Two years ago in the waters off the coast of Japan, a container ship collided with a U.S. Navy destroyer, killing seven sailors. Survivors of the collision, along with family members representing the sailor who lost their lives, have filed suit against the company which owns the ACX Crystal, the container vessel involved in the collision. The filing paints a terrifying picture of what the surviving sailors and those who lost their lives experienced during the collision.
The two ships were attempting to merge in waters that congested with marine traffic. The container vessel collided with the destroyer and caused a deep gash in the ship to flood two sleeping compartments, where approximately 300 sailors were asleep.
In the allegation, surviving sailors detailed the frantic escape from the sinking vessel. Those who survived were forced to “swim for their lives.” A statement from one of the last sailors to make it out of the sleeping quarters described a “wall of water” rushing into the compartment. A locker fell on him as he attempted to reach the door. A fellow sailor was able to push him out from under it. As he reached the port, he was completely submerged in water. Another sailor was able to reach down, grab his arm, and pull him to safety. Many of the sailors behind him did not make it out in time.

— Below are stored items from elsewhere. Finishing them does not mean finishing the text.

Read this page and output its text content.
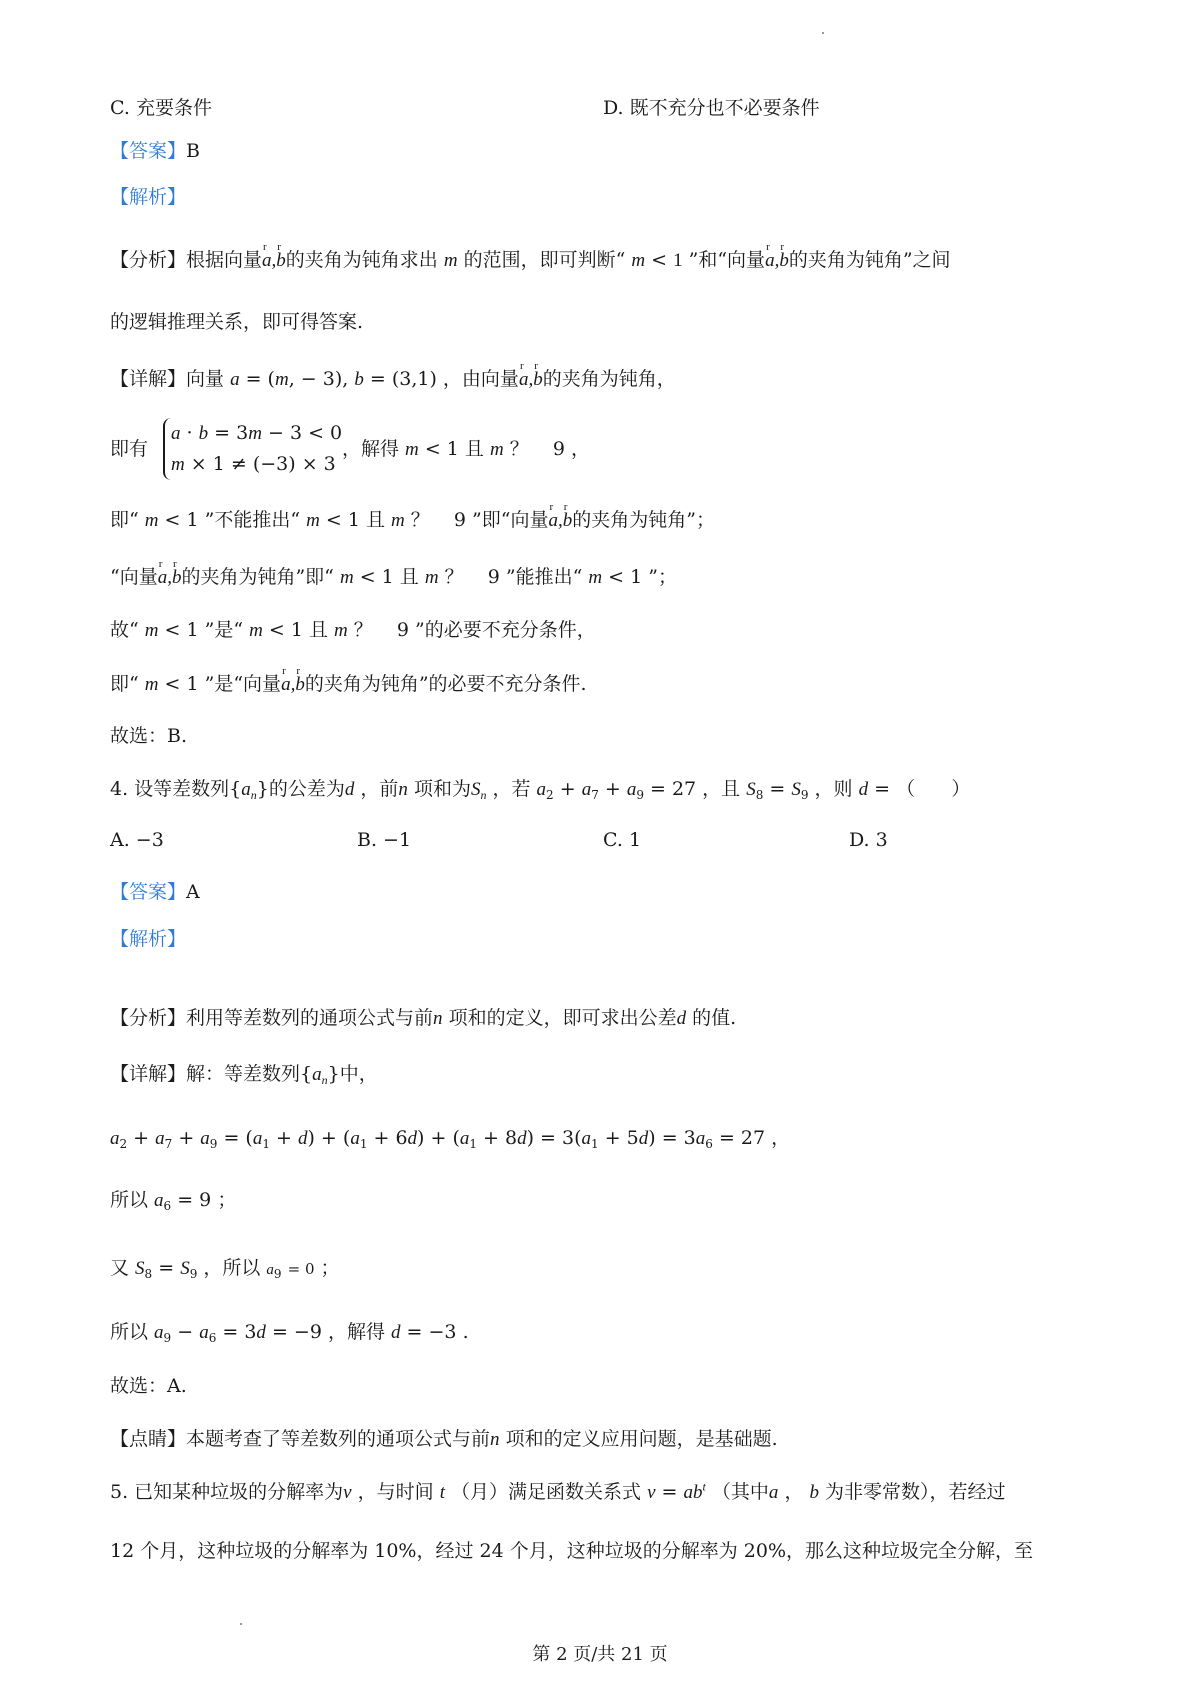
C. 充要条件	D. 既不充分也不必要条件
【答案】B
【解析】
【分析】根据向量r a,r b的夹角为钝角求出 m 的范围，即可判断“ m < 1 ”和“向量r a,r b的夹角为钝角”之间
的逻辑推理关系，即可得答案.
【详解】向量 a = (m, − 3), b = (3,1) ，由向量r a,r b的夹角为钝角，
即有
a · b = 3m − 3 < 0
m × 1 ≠ (−3) × 3
，解得 m < 1 且 m ？    9 ，
即“ m < 1 ”不能推出“ m < 1 且 m ？    9 ”即“向量r a,r b的夹角为钝角”；
“向量r a,r b的夹角为钝角”即“ m < 1 且 m ？    9 ”能推出“ m < 1 ”；
故“ m < 1 ”是“ m < 1 且 m ？    9 ”的必要不充分条件，
即“ m < 1 ”是“向量r a,r b的夹角为钝角”的必要不充分条件.
故选：B.
4. 设等差数列$\{a_n\}$的公差为d ，前n 项和为$S_n$ ，若 $a_2 + a_7 + a_9 = 27$ ，且 $S_8 = S_9$ ，则 d = （      ）
A. −3	B. −1	C. 1	D. 3
【答案】A
【解析】
【分析】利用等差数列的通项公式与前n 项和的定义，即可求出公差d 的值.
【详解】解：等差数列$\{a_n\}$中，
$a_2 + a_7 + a_9 = (a_1 + d) + (a_1 + 6d) + (a_1 + 8d) = 3(a_1 + 5d) = 3a_6 = 27$ ，
所以 $a_6 = 9$ ；
又 $S_8 = S_9$ ，所以 $a_9 = 0$ ；
所以 $a_9 - a_6 = 3d = -9$ ，解得 d = −3 .
故选：A.
【点睛】本题考查了等差数列的通项公式与前n 项和的定义应用问题，是基础题.
5. 已知某种垃圾的分解率为v ，与时间 t （月）满足函数关系式 $v = ab^t$ （其中a ， b 为非零常数），若经过
12 个月，这种垃圾的分解率为 10%，经过 24 个月，这种垃圾的分解率为 20%，那么这种垃圾完全分解，至
第 2 页/共 21 页
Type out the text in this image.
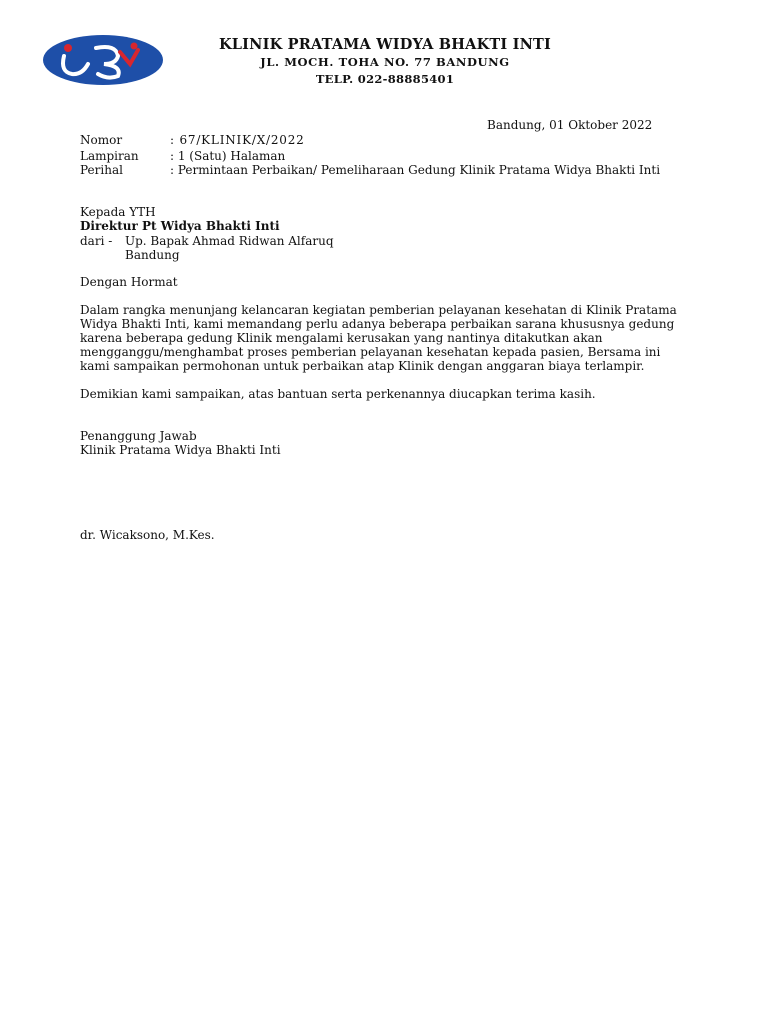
KLINIK PRATAMA WIDYA BHAKTI INTI
JL. MOCH. TOHA NO. 77 BANDUNG
TELP. 022-88885401
Bandung, 01 Oktober 2022
Nomor	: 67/KLINIK/X/2022
Lampiran	: 1 (Satu) Halaman
Perihal	: Permintaan Perbaikan/ Pemeliharaan Gedung Klinik Pratama Widya Bhakti Inti
Kepada YTH
Direktur Pt Widya Bhakti Inti
dari - Up. Bapak Ahmad Ridwan Alfaruq
Bandung
Dengan Hormat
Dalam rangka menunjang kelancaran kegiatan pemberian pelayanan kesehatan di Klinik Pratama
Widya Bhakti Inti, kami memandang perlu adanya beberapa perbaikan sarana khususnya gedung
karena beberapa gedung Klinik mengalami kerusakan yang nantinya ditakutkan akan
mengganggu/menghambat proses pemberian pelayanan kesehatan kepada pasien, Bersama ini
kami sampaikan permohonan untuk perbaikan atap Klinik dengan anggaran biaya terlampir.
Demikian kami sampaikan, atas bantuan serta perkenannya diucapkan terima kasih.
Penanggung Jawab
Klinik Pratama Widya Bhakti Inti
dr. Wicaksono, M.Kes.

The lawsuit details the panic that the sailors who did not survive would have experienced during the last few moments of their lives. None of the sailors who died were killed by the initial collision. The claim states “all decedent Sailors suffered from a significant period of extreme conscious pain and suffering and pre-death fright from the time of the collision until their deaths by drowning.”
According to the plaintiffs, the ship collision was “entirely avoidable.” Their lawsuit claims that the personnel aboard the ACX Crystal failed to follow procedures intended to alert their own crew and nearby ships of impending danger. The claim states that it wasn’t until one minute before the collision that ACX Crystal operators took the ship off autopilot and took any manual maneuvers to avoid colliding with the destroyer. Additionally, the ship did not sound any short warning blasts, which could have alerted sailors aboard the Navy destroyer. An attorney representing the victims called the conduct of the ACX Crystal operators “negligent and reckless.”
The lawsuit, one of two lawsuits concerning the collision, was filed on Monday in a Louisiana federal court. The plaintiffs, which include relatives of the seven sailors who died, 40 sailors who survived the collision, and family members of some survivors, are seeking damages in excess of $287 million.